8. Cable and Deadpool: If Looks Could Kill
Cable & Deadpool: If Looks Could Kill, cover art by Rob Liefeld, written by Fabian Nicieza, art by Mark Brooks and Shane Law, lettering by Cory Petit
Cable and Deadpool, oh my gosh. Their friendship is so strong that they even made a movie about it! The Minister in If Looks Could Kill wants to make everyone blue. Deadpool was hired by the Minister and he wants to make everyone blue, too. Deadpool has to go to France and then Germany to get a bioweapon called the “Façade Virus.” Cable tries to stop the plan once, but he gets infected by it in the end. In order to save themselves and the rest of the world, the two have to work together.
Deadpool and Cable are like oil and water. They work well together, and their dialogue is very funny. Professor Xavier shows up to give Cable some friendly “Daddy of the Mutants” advice. Lightmaster shows up to be the real bad guy in the story. In this comic book series, “Anarchists” who call themselves “Spammers” are one of the things that are made fun of. After taking the virus, it turns out that it isn’t stable, so the kids melt as they carry out their plans of doom and destruction.
Children are stopped by Cable in typical centrist fashion.
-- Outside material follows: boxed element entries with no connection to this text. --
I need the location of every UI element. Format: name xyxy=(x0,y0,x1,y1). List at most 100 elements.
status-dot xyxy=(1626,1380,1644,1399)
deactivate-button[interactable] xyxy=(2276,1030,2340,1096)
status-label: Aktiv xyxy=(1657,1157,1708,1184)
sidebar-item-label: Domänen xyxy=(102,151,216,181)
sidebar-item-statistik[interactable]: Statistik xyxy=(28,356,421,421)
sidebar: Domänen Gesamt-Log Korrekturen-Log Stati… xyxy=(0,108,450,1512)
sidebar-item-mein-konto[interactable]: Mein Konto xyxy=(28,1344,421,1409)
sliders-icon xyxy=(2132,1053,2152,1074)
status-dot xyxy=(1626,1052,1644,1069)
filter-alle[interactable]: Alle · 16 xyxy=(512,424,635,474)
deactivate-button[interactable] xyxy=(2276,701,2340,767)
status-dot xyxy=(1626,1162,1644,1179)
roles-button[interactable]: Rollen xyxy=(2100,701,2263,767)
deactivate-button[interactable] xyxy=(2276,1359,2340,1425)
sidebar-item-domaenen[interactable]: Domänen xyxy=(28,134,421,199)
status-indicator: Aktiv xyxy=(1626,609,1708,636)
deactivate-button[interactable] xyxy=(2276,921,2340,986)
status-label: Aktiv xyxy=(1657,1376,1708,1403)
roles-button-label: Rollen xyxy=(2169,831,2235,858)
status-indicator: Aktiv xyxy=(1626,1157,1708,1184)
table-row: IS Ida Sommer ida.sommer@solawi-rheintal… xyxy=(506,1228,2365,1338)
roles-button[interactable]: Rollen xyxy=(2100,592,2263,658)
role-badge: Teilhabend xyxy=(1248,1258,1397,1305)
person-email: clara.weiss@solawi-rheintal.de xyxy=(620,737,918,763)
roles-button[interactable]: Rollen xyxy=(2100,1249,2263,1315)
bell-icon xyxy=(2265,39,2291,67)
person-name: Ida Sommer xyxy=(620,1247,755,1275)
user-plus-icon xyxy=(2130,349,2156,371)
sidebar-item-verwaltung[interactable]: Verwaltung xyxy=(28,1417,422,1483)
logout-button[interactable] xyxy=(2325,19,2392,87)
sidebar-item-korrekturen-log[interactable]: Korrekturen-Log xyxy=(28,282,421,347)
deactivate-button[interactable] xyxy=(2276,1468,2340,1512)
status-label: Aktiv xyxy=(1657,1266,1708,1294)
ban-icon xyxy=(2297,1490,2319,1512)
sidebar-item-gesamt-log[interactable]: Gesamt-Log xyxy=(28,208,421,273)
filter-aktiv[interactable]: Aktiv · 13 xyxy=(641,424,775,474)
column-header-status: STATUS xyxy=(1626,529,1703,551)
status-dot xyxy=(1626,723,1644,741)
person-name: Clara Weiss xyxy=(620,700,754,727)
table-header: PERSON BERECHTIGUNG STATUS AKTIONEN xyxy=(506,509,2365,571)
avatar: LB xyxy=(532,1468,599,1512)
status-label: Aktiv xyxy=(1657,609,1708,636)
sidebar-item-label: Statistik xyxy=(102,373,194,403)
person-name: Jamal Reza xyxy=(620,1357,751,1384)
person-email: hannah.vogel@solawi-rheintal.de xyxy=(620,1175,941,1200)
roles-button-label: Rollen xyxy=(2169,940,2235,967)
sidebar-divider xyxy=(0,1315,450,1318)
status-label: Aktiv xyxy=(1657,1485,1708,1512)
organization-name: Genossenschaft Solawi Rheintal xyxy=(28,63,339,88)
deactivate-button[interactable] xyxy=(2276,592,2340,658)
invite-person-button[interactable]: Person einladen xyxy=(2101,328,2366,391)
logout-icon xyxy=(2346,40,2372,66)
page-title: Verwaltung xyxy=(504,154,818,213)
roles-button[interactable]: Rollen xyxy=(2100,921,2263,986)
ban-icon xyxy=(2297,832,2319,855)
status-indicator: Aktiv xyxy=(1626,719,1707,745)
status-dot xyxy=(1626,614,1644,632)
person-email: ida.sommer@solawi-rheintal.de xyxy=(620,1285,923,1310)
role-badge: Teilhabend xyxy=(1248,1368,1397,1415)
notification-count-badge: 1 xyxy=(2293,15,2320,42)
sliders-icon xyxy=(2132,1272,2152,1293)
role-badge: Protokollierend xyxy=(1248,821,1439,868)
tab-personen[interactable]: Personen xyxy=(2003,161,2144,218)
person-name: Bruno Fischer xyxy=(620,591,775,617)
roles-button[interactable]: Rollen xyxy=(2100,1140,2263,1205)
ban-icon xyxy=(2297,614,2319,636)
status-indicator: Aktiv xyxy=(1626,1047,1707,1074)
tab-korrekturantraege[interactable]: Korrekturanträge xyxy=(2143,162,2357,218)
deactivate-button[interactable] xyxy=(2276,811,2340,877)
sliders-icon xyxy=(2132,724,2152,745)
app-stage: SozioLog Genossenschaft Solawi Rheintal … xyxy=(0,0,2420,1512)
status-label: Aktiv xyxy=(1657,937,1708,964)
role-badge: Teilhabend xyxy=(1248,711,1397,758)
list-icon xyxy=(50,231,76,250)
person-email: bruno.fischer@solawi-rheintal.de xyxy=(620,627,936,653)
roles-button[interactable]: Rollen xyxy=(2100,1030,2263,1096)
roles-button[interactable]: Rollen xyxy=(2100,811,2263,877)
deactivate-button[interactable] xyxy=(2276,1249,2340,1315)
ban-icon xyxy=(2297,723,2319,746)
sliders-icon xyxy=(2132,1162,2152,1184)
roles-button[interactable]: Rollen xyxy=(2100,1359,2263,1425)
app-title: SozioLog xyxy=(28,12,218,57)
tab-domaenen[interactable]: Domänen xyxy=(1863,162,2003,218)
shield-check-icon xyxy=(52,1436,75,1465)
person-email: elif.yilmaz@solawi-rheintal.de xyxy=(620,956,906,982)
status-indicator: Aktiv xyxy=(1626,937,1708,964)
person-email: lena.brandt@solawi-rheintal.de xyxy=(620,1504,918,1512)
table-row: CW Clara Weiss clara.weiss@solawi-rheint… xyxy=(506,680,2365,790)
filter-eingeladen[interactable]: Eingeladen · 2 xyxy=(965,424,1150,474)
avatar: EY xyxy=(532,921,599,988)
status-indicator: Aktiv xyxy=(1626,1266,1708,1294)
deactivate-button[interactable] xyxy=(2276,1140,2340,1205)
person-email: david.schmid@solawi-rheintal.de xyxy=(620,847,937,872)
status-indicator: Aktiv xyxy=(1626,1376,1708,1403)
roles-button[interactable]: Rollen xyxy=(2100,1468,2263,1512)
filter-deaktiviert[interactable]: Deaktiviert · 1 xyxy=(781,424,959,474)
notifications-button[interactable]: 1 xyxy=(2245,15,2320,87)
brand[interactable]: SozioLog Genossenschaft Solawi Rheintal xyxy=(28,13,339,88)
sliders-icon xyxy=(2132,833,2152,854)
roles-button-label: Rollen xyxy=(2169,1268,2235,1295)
He tells them to stop yelling at the machine. The person is such a loser. Throughout the 6 book series, there are themes like authoritarianism, cults, time travel, and Professor Xavier being forced to stay neutral even though the world is trying to kill mutants. There is no right way to live in the world, but we can stand up for people who think they can’t do anything. Not becoming “one race,” but accepting people for who they are. Even though they’re obnoxious mercenaries with an odd love for The Golden Girls.